Painel reuniu magistradas da Bolívia, Chile e Honduras para discutir respostas institucionais à crise climática

14/05/2026 13:50 - Atualizado há 4 semanas atrás
Foto: Rosinei Coutinho/STF

A quarta e última sessão da 16ª Conferência Ibero-Americana de Justiça Constitucional, realizada na manhã desta quinta-feira (14), no Supremo Tribunal Federal (STF), debateu os desafios da justiça climática e dos direitos da natureza diante da crise ambiental e das transformações institucionais nas democracias contemporâneas. Moderado pelo vice-presidente do STF, ministro Alexandre de Moraes, o painel reuniu magistradas da Bolívia, Chile e Honduras. 

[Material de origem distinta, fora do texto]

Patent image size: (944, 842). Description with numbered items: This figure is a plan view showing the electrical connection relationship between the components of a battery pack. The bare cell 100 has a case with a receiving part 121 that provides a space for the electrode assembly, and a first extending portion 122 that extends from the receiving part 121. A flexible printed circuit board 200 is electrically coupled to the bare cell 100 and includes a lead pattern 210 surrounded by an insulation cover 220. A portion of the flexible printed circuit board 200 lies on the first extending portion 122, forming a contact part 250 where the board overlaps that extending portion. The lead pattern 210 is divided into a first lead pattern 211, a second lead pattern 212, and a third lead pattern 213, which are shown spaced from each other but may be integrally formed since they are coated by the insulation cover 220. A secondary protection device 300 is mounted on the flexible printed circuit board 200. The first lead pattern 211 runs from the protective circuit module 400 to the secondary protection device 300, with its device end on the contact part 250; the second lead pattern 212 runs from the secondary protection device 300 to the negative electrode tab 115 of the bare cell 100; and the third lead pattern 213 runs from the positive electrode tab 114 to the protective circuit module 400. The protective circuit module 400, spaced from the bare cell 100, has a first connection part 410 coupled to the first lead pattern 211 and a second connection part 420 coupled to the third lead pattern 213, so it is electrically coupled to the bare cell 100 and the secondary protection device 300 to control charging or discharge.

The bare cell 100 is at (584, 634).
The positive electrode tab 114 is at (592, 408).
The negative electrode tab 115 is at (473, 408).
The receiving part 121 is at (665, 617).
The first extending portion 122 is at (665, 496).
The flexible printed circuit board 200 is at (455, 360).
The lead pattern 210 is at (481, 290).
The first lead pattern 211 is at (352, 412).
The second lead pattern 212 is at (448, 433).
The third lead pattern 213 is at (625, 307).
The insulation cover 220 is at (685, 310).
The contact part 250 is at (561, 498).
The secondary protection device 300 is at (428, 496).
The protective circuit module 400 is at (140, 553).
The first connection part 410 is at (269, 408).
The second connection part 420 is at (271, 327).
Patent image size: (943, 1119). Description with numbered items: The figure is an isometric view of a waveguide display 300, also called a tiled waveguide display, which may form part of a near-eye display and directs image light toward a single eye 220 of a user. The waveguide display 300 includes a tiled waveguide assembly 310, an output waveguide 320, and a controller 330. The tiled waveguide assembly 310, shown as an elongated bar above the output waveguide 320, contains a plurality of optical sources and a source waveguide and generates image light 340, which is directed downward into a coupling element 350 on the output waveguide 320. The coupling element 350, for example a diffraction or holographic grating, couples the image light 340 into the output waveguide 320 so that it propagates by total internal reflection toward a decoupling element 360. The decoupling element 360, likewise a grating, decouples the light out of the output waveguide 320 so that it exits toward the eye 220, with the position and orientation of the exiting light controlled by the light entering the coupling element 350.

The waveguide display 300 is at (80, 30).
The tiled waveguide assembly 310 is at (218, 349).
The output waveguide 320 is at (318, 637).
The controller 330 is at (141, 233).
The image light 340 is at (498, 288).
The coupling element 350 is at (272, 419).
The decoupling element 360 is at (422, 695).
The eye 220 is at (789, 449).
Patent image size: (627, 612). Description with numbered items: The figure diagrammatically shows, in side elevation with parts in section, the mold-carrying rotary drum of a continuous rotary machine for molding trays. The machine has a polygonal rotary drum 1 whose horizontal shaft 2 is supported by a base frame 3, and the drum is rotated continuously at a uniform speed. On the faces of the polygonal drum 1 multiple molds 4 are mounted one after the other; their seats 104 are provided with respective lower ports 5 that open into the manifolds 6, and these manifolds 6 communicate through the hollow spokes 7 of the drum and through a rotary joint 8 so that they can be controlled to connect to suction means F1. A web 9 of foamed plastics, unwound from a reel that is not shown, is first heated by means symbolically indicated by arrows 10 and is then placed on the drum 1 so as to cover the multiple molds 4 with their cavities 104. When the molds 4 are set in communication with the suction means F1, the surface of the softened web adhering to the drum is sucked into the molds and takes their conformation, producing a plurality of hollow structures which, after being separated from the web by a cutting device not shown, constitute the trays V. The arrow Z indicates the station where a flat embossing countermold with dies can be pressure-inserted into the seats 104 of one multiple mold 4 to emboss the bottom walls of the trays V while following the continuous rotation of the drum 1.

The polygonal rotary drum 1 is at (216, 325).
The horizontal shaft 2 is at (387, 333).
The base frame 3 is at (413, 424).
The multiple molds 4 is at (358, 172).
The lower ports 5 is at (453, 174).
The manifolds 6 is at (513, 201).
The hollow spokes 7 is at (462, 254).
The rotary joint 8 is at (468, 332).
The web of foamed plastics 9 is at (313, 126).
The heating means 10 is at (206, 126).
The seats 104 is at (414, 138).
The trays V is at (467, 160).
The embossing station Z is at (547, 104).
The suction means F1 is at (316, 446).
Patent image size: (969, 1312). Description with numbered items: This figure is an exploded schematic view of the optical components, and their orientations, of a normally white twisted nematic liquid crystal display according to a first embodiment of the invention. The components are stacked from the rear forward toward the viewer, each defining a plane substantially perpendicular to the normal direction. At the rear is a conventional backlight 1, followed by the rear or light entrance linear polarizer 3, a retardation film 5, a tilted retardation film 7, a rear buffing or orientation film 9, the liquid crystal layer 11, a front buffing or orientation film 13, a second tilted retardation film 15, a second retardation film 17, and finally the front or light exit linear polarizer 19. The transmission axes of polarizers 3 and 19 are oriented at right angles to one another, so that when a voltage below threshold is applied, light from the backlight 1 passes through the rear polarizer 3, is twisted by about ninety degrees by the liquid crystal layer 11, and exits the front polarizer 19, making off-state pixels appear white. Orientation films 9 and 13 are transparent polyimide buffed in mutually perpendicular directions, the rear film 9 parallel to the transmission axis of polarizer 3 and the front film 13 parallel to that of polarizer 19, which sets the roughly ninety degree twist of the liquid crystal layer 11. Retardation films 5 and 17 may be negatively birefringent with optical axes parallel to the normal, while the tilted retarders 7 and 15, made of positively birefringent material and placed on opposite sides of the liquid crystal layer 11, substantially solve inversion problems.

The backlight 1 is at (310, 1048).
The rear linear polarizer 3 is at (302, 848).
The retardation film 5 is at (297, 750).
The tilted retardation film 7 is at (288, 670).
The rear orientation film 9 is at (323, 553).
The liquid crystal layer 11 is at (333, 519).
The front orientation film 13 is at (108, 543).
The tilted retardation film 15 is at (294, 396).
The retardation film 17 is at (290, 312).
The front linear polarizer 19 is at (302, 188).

Na abertura da sessão, o ministro afirmou que o direito ao meio ambiente saudável deve ser reconhecido como um direito humano das futuras gerações e destacou o papel das supremas cortes na defesa da democracia e das instituições. Alexandre de Moraes também criticou o que classificou como “poder supranacional” das big techs, ainda sem regulamentação adequada, e defendeu a criação de regras internacionais para plataformas digitais, com participação das cortes constitucionais, para enfrentar discursos de ódio, ataques antidemocráticos e violações contra crianças e adolescentes no ambiente virtual. 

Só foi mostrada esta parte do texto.